According to Thompson, the center began in 1997 as a partnership between Penn and the Abramson Family Foundation, with the intent “to start a dedicated research institute on the Penn campus dedicated to recruiting faculty and engaging in cancer research … to bring a bench-to-the-bedside kind of care.”

Thompson added that this would be achieved by means of incorporating “new and transformative” investigators and cancer research, including a wide range of programs. “These programs include investigations into therapeutic vaccines, targeted gene therapies, and advanced surgical and radiation therapies that span a wide range of cancer diseases,” Dean of the School of Medicine Arthur Rubenstein wrote in an e-mail.

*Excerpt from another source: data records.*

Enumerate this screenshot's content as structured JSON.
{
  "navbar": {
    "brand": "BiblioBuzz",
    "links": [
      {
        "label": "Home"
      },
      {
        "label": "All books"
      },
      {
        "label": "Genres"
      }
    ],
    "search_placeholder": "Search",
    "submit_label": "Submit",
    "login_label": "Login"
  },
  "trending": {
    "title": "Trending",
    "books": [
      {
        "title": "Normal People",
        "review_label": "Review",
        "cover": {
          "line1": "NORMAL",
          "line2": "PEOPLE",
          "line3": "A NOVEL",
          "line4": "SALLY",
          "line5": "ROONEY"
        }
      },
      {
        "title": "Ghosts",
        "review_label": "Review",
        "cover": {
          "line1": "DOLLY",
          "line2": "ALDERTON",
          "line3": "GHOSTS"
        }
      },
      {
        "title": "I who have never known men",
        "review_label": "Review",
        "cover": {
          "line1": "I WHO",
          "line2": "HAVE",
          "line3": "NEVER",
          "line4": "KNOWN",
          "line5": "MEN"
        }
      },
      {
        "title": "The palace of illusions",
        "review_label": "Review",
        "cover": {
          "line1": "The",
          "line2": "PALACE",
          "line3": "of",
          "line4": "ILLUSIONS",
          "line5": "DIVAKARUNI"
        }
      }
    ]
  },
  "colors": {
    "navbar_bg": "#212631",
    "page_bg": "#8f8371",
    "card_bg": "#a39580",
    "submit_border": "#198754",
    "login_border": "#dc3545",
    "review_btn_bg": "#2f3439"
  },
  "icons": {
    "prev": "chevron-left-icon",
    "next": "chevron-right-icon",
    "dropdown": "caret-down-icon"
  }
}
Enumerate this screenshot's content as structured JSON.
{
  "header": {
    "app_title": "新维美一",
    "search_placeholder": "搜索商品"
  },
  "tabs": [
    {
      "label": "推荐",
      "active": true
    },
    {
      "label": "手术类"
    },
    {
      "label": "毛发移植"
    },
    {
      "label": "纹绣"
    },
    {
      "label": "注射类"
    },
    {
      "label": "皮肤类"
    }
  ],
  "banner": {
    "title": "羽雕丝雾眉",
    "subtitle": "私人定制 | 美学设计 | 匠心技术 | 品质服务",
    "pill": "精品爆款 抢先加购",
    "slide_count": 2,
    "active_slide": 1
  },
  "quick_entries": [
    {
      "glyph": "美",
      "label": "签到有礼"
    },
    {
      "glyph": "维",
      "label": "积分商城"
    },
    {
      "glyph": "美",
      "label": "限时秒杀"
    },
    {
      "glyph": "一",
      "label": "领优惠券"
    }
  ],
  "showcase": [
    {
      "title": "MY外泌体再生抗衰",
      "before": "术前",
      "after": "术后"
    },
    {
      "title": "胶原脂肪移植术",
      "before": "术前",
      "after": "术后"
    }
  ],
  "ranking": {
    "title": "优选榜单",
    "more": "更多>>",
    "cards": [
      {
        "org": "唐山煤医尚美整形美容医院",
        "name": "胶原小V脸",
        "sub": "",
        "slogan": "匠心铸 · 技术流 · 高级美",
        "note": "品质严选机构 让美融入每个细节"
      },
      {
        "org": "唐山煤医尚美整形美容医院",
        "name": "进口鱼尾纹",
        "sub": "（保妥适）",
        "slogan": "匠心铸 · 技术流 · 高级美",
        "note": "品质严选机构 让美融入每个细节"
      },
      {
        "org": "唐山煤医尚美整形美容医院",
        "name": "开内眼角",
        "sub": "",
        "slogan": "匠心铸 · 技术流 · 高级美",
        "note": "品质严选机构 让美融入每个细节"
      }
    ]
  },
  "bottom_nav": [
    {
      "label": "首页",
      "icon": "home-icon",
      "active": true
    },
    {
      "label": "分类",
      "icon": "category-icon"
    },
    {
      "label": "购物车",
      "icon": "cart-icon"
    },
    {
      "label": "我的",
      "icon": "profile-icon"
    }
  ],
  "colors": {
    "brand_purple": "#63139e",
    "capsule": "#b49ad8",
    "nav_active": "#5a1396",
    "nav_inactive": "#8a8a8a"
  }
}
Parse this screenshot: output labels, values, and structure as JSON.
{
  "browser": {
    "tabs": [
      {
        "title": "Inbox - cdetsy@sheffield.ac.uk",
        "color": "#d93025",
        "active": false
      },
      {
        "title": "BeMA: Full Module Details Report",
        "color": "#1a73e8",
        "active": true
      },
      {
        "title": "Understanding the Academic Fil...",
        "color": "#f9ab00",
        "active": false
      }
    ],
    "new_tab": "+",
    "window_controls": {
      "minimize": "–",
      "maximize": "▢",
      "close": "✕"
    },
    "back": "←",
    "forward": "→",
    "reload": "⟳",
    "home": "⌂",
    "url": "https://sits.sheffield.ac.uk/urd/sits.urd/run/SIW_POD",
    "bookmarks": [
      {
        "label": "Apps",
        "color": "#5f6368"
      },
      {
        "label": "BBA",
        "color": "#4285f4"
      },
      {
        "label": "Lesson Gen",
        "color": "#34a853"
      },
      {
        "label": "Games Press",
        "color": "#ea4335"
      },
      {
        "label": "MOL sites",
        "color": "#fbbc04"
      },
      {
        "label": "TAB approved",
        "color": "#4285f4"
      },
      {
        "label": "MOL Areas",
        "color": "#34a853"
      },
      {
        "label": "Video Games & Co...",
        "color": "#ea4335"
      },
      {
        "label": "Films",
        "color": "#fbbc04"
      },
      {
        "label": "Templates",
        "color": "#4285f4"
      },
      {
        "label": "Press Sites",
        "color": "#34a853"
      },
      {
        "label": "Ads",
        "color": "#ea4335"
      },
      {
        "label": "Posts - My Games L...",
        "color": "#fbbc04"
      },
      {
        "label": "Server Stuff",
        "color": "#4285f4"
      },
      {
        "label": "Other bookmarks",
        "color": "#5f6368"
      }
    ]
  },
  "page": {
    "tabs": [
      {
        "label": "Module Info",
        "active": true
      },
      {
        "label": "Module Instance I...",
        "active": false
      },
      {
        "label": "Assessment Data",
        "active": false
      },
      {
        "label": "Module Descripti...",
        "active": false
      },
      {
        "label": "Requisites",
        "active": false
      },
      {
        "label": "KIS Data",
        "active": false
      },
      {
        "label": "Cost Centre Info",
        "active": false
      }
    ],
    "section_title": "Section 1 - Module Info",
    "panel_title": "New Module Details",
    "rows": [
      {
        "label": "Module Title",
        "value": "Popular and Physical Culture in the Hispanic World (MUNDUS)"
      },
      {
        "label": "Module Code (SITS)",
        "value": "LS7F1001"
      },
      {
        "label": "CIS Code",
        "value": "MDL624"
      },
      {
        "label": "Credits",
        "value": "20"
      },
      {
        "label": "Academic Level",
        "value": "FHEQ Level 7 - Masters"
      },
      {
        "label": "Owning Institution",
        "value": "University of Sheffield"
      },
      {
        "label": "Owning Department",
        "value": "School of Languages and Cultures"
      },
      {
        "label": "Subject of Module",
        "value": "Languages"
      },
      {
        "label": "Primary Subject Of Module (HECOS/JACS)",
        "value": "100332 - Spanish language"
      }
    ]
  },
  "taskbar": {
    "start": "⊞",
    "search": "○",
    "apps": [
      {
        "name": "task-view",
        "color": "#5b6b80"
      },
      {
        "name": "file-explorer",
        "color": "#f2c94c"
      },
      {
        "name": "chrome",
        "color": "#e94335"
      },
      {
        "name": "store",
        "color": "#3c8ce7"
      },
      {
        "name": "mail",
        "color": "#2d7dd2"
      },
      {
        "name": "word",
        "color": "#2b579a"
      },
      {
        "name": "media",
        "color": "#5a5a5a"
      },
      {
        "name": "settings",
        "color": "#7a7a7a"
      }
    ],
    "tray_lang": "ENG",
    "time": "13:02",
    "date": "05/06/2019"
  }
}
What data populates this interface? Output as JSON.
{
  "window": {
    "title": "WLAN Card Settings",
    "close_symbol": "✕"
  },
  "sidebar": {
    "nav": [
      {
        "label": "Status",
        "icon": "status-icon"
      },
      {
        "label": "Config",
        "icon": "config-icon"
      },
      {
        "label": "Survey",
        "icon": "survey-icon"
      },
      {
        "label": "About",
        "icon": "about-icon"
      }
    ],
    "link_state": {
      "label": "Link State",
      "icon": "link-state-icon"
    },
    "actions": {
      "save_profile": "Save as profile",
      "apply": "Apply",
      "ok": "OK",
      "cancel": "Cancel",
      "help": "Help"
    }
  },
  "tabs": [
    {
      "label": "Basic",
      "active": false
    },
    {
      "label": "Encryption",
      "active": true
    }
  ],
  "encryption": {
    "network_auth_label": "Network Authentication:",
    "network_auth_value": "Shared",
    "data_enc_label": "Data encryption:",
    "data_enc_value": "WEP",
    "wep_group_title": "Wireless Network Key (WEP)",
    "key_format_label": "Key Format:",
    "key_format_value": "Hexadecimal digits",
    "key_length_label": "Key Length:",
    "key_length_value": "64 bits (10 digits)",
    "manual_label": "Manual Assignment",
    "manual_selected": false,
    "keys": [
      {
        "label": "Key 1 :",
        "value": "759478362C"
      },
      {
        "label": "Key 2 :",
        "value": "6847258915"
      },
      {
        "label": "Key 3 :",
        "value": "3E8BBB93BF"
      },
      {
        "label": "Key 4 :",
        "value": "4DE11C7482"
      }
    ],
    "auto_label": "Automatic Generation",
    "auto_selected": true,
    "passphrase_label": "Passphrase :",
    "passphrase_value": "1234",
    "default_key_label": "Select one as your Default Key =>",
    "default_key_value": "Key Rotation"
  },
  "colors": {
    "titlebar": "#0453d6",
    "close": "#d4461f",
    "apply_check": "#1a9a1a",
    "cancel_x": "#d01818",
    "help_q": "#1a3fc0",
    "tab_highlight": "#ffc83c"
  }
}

According to Rubenstein, the cancer center is a "multidisciplinary unit" that draws from various institutions and schools at Penn in order to provide patient care and foster "research that leads to advances in treatment for patients and families in the Philadelphia region and around the world."

Although the Abramsons began their contributions to the center in 1997 with a $100 million donation, the institute was established in 1972, when President Nixon launched a “national war on cancer” and the National Institute of Health began awarding center that “engaged in comprehensive cancer research and care.”

Because of its government-related establishment, the center receives federal funding. According to Thompson, the center currently receives the second-largest grant on campus, worth over $50 million, to “facilitate cancer research.” However, it also relies on contributions from donors, such as the Abramson family.

Additionally, the Abramson Cancer Center receives funding from Penn through its “variety of other philanthropic programs” including donations “to Penn as a university and to the center directly,” Thomson said.

He called the institute a “matrix cancer center” because it draws membership from various schools at Penn, including the School of Veterinary Medicine, the School of Dental Medicine, Wharton, the Annenberg School for Communication, the School of Nursing and the School of Engineering and Applied Science.